Wer redet heute noch vom demokratischen Sozialismus? Wenige, und das oft auch nur hinter vorgehaltener Hand. Die linke Kraft in Deutschland und der Welt zersplittert im Sektierertum, und der Nationalismus steigt wie ein Phönix aus der Asche. Es tut gut, dass es die jW gibt, die ich in meiner Jugend selten las. Sicher eine Unterlassungssünde, heute lese ich sie täglich, das Soliabo macht es möglich.
Die Welt hat sich daran gewöhnt, die Begriffe Demokratie und Kapitalismus als Synonyme zu betrachten und Kapitalismus und Freiheit gleichzusetzen. Nur wie will man einem Menschen, der nach 1990 geboren wurde, beweisen, dass es in der DDR keine Obdachlosigkeit gab? Die Bilder, die man in der DDR machte, sind 35 Jahre alt, dass die Bausubstanz in Ost- und Westberlin identisch war, wer weiß das noch?

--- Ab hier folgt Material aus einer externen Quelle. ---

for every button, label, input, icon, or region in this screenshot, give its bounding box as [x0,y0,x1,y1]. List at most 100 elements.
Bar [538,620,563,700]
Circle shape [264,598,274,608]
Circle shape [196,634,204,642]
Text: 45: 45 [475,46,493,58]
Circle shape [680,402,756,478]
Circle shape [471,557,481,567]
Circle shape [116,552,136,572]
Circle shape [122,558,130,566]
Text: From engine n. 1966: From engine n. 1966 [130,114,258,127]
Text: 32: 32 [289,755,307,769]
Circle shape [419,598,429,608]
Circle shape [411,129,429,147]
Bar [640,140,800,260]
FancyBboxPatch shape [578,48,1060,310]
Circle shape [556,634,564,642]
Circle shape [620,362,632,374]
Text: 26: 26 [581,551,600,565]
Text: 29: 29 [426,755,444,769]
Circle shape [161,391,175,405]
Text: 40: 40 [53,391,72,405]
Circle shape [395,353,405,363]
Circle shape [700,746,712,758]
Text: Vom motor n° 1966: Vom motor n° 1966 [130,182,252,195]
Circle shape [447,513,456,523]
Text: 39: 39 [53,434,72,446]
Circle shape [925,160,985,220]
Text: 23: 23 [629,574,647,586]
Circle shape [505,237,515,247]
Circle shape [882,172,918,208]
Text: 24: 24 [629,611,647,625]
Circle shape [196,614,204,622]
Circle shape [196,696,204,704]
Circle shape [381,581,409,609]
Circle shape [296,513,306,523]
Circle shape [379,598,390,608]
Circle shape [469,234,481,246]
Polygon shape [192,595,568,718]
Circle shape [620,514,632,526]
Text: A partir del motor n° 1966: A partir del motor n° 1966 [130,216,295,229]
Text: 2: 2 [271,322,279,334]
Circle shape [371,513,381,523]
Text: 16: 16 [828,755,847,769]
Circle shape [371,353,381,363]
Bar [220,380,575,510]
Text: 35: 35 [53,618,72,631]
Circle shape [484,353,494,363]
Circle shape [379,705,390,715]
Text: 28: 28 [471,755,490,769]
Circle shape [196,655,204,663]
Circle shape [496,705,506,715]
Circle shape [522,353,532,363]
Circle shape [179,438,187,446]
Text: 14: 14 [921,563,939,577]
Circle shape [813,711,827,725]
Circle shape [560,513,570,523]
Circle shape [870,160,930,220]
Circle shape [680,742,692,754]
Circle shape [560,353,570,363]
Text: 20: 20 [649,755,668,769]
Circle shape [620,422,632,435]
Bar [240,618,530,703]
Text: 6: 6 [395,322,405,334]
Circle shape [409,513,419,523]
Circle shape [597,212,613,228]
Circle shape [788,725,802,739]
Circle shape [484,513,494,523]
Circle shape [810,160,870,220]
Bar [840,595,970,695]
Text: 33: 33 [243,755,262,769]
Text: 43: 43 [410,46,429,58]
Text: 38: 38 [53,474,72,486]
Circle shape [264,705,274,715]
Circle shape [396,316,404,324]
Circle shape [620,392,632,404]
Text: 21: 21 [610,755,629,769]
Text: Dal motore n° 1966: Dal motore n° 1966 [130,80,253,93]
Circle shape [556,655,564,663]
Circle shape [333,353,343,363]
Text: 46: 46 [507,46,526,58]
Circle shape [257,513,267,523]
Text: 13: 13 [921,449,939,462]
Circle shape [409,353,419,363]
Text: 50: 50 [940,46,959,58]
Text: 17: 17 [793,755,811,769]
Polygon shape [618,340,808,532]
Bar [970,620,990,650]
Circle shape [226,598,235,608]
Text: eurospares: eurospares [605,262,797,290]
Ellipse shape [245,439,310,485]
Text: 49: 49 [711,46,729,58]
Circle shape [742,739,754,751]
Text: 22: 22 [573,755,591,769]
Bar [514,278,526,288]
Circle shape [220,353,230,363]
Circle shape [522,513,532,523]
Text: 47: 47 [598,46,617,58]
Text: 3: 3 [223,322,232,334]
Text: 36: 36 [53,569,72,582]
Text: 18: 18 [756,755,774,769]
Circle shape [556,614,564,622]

Hunger, Armut, Obdachlosigkeit und Perspektivlosigkeit gab es in der DDR nicht, aber wer glaubt mir das, wenn er es nicht selbst bewusst erlebt hat? Und jetzt muss ich zum x-ten Mal akzeptieren, an einem Krieg beteiligt zu sein, wenn auch nur indirekt. Damit habe ich im Kalten Krieg schon Erfahrung gesammelt und den heißen verhindert, ich will ihn nicht erleben. Muss ich? Ich bin skeptisch.
Ronald Prang, Berlin
»Wo zündeln sie nicht?«
Zu jW vom 7.1.: »Trump fordert von NATO-Mitgliedern erheblich höhere Rüstungsausgaben«
In den 249 Jahren ihrer Existenz führten die USA 251 Kriege, ein Ende ist nicht abzusehen. Wo zündeln sie nicht? In Syrien, im Libanon, in Gaza. Wenn nicht mit Truppen, dann mit Rüstung. Sie sabotieren Friedensangebote. Jetzt verlangt Trump, obwohl er noch nicht im Amt ist, die NATO-Mitglieder sollen fünf Prozent des BIP für Militärausgaben aufbringen. Für Deutschland sind das mehr als 200 Milliarden Euro. Das bedeutet erhebliche Einbußen beim Sozialstaat. Trump will noch viel mehr: Grönland, Kanada und den Panamakanal. Einfach: America First. Das erfordert von Deutschland, aus der NATO auszutreten, keine nuklearen Waffen auf deutschem Boden, die Unterstützung für Kriege beenden und normale, friedliche Beziehungen zu allen Staaten, besonders zu Russland, herzustellen. Ohne Russland gibt es keinen Frieden in Europa.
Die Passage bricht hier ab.